I look at the box sitting on the bench with just three muffins left.
"You just ate three muffins?"
He shrugs his shoulders.
"I was hungry. It's been a while since I've had something sweet."
He stares at me, looking straight into my eyes, making my knees wobble in response. I'm surely giving it an extra meaning, but his deep brown eyes do seem to pull me into giving him anything he wants.
It should be the other way around. I want access to that lake.
He hears the question before I have the chance to word it. "My answer is still no."
"Were the muffins bad?"
"No!" He shouts, almost like I'm hurting him for making the question. "They were the best muffins I’ve had in my entire life. You're a really good baker."
"What if I give you more? Will you let me then?" I take a step towards him but he steps back, in some way I thought we'd be friendlier now but it seems like he still doesn't want me nearby.
I don't want to leave empty-handed.
“I’ll do anything!” I beg. For some reason, it feels very important to me to prove myself to the headmistress.
She has been nothing but kind to me, giving me every single bit of information I’ve needed to move here and allowing me to choose when I’d come. Truthfully, coming here to Pepys Island would've been so much harder without her help. I need to prove she was right in giving me the chance to work in her school, to prove her time spent helping me wasn’t wasted.
“Anything?” His eyebrows quirk up, giving me the first glance of something in him. Until now, all he has given me are nos, and a blank schooled expression. This is something I can work with.
“Are you sure of that?” His eyes roam my body as he clearly tries to intimidate me, but it does something instead, it sends a shiver down my spine, loving the attention he gives me. This is new to me. I’ve never once liked to be undressed by someone’s eyes. It always felt gross, invasive. So why doesn’t it feel gross now? I want him to keep looking at me.
I must be short-circuiting from the heat. This week’s been unbearably warm, and I’ve been sleeping less and less as the nights get hotter. That’s it.
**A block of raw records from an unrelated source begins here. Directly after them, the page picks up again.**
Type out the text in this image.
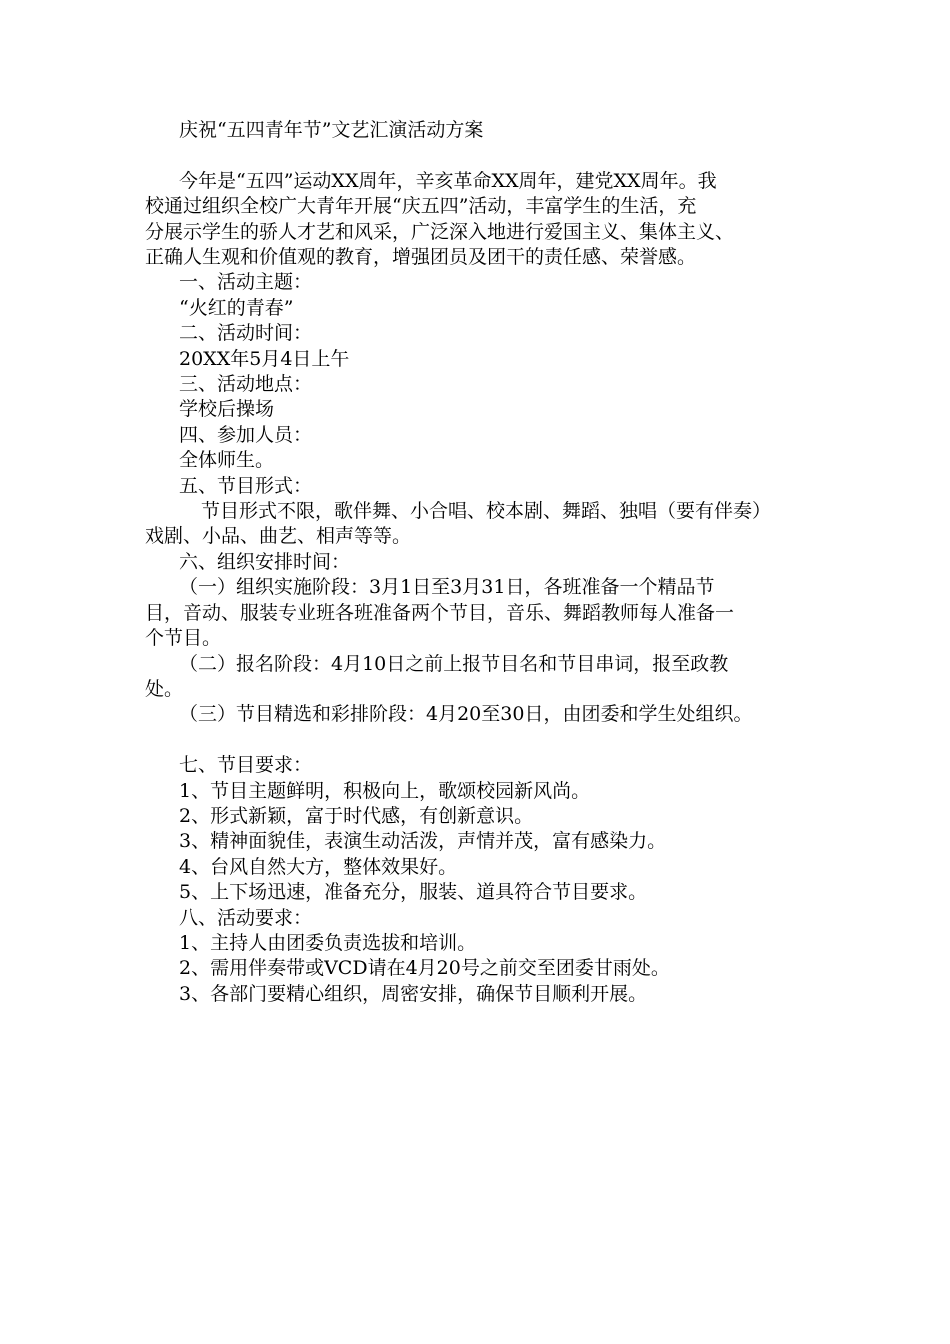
庆祝“五四青年节”文艺汇演活动方案
今年是“五四”运动XX周年，辛亥革命XX周年，建党XX周年。我
校通过组织全校广大青年开展“庆五四”活动，丰富学生的生活，充
分展示学生的骄人才艺和风采，广泛深入地进行爱国主义、集体主义、
正确人生观和价值观的教育，增强团员及团干的责任感、荣誉感。
一、活动主题：
“火红的青春”
二、活动时间：
20XX年5月4日上午
三、活动地点：
学校后操场
四、参加人员：
全体师生。
五、节目形式：
节目形式不限，歌伴舞、小合唱、校本剧、舞蹈、独唱（要有伴奏）
戏剧、小品、曲艺、相声等等。
六、组织安排时间：
（一）组织实施阶段：3月1日至3月31日，各班准备一个精品节
目，音动、服装专业班各班准备两个节目，音乐、舞蹈教师每人准备一
个节目。
（二）报名阶段：4月10日之前上报节目名和节目串词，报至政教
处。
（三）节目精选和彩排阶段：4月20至30日，由团委和学生处组织。
七、节目要求：
1、节目主题鲜明，积极向上，歌颂校园新风尚。
2、形式新颖，富于时代感，有创新意识。
3、精神面貌佳，表演生动活泼，声情并茂，富有感染力。
4、台风自然大方，整体效果好。
5、上下场迅速，准备充分，服装、道具符合节目要求。
八、活动要求：
1、主持人由团委负责选拔和培训。
2、需用伴奏带或VCD请在4月20号之前交至团委甘雨处。
3、各部门要精心组织，周密安排，确保节目顺利开展。
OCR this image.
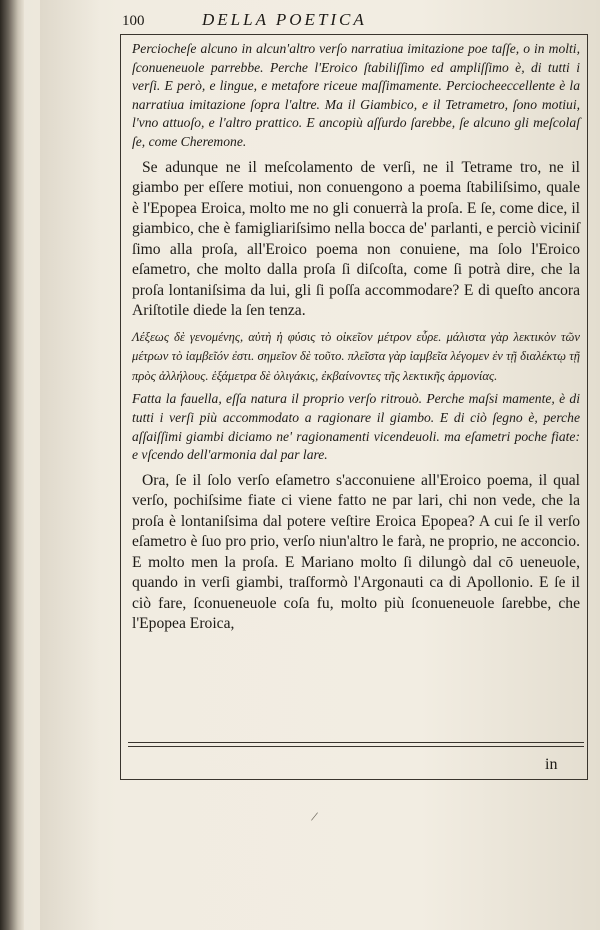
100	DELLA POETICA

Perciocheſe alcuno in alcun'altro verſo narratiua imitazione poe taſſe, o in molti, ſconueneuole parrebbe. Perche l'Eroico ſtabiliſſimo ed ampliſſimo è, di tutti i verſi. E però, e lingue, e metafore riceue maſſimamente. Perciocheeccellente è la narratiua imitazione ſopra l'altre. Ma il Giambico, e il Tetrametro, ſono motiui, l'vno attuoſo, e l'altro prattico. E ancopiù aſſurdo ſarebbe, ſe alcuno gli meſcolaſ ſe, come Cheremone.

Se adunque ne il meſcolamento de verſi, ne il Tetrame tro, ne il giambo per eſſere motiui, non conuengono a poema ſtabiliſsimo, quale è l'Epopea Eroica, molto me no gli conuerrà la proſa. E ſe, come dice, il giambico, che è famigliariſsimo nella bocca de' parlanti, e perciò viciniſ ſimo alla proſa, all'Eroico poema non conuiene, ma ſolo l'Eroico eſametro, che molto dalla proſa ſi diſcoſta, come ſi potrà dire, che la proſa lontaniſsima da lui, gli ſi poſſa accommodare? E di queſto ancora Ariſtotile diede la ſen tenza.

Λέξεως δὲ γενομένης, αὐτὴ ἡ φύσις τὸ οἰκεῖον μέτρον εὗρε. μάλιστα γὰρ λεκτικὸν τῶν μέτρων τὸ ἰαμβεῖόν ἐστι. σημεῖον δὲ τοῦτο. πλεῖστα γὰρ ἰαμβεῖα λέγομεν ἐν τῇ διαλέκτῳ τῇ πρὸς ἀλλήλους. ἑξάμετρα δὲ ὀλιγάκις, ἐκβαίνοντες τῆς λεκτικῆς ἁρμονίας.

Fatta la fauella, eſſa natura il proprio verſo ritrouò. Perche maſsi mamente, è di tutti i verſi più accommodato a ragionare il giambo. E di ciò ſegno è, perche aſſaiſſimi giambi diciamo ne' ragionamenti vicendeuoli. ma eſametri poche fiate: e vſcendo dell'armonia dal par lare.

Ora, ſe il ſolo verſo eſametro s'acconuiene all'Eroico poema, il qual verſo, pochiſsime fiate ci viene fatto ne par lari, chi non vede, che la proſa è lontaniſsima dal potere veſtire Eroica Epopea? A cui ſe il verſo eſametro è ſuo pro prio, verſo niun'altro le farà, ne proprio, ne acconcio. E molto men la proſa. E Mariano molto ſi dilungò dal cō ueneuole, quando in verſi giambi, traſformò l'Argonauti ca di Apollonio. E ſe il ciò fare, ſconueneuole coſa fu, molto più ſconueneuole ſarebbe, che l'Epopea Eroica,

in
/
Clearly, I’m not thinking straight.
Chapter 4 - Marcus
“I bet you can’t survive a weekend camping,” I challenge her.
She had to come again. She could have left yesterday and never come back, but no. She’s here again.
Bringing me chocolate chip muffins so delicious looking I couldn’t resist. Almost as delicious looking as her. I shooed her away again, but she was not backing down. So a challenge felt like a good idea. For a split second. This is a very bad idea. I knew she was trouble the moment I laid eyes on her. I don’t get involved. Every summer, people from the school come here to ask me if they can use the lake. I’ve since stopped giving them reasons not to, as they usually don’t listen. They just want and want without listening to what I’ve got to say.
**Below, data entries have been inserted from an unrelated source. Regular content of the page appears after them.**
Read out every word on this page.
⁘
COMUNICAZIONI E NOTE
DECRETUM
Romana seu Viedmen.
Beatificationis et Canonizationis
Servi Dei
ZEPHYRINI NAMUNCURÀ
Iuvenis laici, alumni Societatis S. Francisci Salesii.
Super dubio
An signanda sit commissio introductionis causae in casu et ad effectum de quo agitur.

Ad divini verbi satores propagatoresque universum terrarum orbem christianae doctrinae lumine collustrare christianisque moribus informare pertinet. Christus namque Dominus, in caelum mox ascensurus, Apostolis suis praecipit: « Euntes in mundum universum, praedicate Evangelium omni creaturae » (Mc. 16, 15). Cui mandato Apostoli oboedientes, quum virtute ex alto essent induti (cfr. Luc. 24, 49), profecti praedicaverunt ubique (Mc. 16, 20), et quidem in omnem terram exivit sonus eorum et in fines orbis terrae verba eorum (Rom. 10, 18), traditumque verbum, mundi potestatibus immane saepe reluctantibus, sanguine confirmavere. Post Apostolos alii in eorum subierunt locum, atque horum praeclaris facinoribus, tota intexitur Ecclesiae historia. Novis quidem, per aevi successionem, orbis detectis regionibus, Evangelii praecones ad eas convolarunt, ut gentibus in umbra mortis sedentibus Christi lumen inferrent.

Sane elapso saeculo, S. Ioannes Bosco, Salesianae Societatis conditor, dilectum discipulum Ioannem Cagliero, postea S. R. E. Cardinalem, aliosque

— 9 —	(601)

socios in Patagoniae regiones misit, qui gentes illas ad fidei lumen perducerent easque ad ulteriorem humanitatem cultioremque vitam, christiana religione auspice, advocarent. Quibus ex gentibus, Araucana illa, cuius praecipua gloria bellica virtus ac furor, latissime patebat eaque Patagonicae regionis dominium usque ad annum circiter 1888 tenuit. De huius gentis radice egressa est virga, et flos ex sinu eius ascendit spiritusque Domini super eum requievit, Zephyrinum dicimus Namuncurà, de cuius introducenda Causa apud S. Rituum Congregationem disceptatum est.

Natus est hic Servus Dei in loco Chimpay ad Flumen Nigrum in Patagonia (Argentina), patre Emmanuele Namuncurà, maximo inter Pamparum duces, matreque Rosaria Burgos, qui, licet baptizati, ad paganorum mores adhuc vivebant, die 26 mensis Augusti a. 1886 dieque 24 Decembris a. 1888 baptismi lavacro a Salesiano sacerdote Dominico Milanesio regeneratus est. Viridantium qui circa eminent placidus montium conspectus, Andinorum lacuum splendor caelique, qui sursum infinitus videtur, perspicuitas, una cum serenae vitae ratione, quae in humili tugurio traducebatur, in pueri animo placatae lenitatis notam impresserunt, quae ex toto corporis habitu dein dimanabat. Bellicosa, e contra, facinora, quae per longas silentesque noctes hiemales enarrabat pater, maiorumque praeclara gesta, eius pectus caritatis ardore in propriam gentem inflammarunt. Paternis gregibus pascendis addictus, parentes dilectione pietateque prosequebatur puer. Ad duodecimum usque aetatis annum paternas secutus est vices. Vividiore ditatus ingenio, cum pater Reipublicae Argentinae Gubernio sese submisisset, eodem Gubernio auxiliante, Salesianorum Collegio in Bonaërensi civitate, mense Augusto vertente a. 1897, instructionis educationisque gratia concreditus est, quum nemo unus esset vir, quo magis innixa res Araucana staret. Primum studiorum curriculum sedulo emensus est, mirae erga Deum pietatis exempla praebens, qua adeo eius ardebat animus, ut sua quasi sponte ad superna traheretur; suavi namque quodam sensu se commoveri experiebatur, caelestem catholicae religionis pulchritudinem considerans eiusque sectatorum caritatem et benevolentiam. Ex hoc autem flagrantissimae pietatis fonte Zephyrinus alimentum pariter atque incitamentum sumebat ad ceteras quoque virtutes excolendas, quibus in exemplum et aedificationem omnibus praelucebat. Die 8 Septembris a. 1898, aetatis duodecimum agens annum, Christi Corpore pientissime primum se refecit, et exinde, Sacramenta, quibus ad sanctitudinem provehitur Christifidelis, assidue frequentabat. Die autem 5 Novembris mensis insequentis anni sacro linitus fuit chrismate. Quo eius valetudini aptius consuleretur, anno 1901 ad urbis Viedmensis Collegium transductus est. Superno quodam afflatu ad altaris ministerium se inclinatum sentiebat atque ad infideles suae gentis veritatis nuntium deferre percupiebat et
Usually it works. But not with her. So as soon as the thought of a challenge came up, I let it out. And now I’m thinking of the consequences of my words. Because I know she won’t back down. She’s as stubborn as they come.
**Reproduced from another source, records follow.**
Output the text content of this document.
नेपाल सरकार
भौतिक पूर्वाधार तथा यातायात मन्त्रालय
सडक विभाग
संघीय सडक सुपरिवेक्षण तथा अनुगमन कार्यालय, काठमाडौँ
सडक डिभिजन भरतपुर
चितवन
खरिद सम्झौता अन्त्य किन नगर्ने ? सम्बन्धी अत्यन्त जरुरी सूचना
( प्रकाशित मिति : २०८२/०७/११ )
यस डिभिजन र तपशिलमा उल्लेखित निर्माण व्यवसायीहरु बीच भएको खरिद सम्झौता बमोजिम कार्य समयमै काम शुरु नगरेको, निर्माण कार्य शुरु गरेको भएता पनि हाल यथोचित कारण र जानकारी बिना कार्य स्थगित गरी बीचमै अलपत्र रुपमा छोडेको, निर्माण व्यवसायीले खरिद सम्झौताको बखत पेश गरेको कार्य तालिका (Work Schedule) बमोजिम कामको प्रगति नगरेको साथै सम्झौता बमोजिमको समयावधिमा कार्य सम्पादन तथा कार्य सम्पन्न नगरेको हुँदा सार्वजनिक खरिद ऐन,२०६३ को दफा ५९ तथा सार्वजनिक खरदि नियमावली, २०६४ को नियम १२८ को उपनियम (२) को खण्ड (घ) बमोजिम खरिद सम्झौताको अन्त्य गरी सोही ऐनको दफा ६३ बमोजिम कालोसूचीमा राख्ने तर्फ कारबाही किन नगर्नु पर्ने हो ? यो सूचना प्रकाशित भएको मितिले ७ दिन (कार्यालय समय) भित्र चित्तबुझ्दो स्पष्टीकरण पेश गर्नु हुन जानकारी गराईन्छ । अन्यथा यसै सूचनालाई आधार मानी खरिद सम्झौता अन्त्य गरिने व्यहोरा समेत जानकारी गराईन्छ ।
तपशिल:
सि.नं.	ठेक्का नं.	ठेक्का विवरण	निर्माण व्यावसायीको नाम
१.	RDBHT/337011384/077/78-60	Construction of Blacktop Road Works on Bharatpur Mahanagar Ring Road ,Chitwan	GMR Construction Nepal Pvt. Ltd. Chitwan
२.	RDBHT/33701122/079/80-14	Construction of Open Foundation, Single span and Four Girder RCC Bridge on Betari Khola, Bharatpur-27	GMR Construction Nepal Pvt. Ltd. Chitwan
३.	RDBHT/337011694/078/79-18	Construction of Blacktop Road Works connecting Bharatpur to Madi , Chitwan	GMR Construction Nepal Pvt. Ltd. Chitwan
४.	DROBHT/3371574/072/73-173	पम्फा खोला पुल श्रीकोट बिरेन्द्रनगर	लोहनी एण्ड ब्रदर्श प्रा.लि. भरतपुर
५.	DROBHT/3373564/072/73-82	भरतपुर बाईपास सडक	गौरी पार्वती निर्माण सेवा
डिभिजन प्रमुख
And what I’m most afraid of is what time with her will do to me. She’s beautiful and beautiful people don’t usually go for men like me. Grumpy, rough, with no social skills. I even let myeyes roam her body like a fucking creep, hoping that'd make her run away.
I regret objectifying her that way, it felt wrong even though my mind hasn't erased any of it, I'm pretty sure it’s been seared into me instead. Just the little time I’ve spent with her has made me turn into someone else. What happens if I actually get to know her?
All the times I’ve been with a woman have been purely physical with a lot of help from my friend Damon, a man who lives close by and is just as isolated as I am. So, marriage is not on the cards for someone like me. Even if I yearn for a family, a woman I'd share my life with and kids to run around this cottage. Yes, the big guy who doesn’t talk to anyone actually wants a family. I know it’s silly, trust me, I haven’t asked for this wish. I don’t even know how I’d be able to raise a person with my lack of tact. So, in a way, it’s for the best.
But I can’t stop looking at her, now with a bit more decorum. She’s perfect. Her long dark hair is thin, framing her face, her eyes almost as dark as her hair. Her thick curves, soft and generous make it impossible not to want to touch her. That ass of hers would look so good on my hands.
“Of course I can!”
She interrupts my thoughts. Which is good because I haven’t thought this much in months, she’s clearly messing me up.
“Nevermind, it’s not a good idea.”
“What? No take backs!”
I take a deep breath. “It’s a bad idea. Go home. I don’t want to see you again.”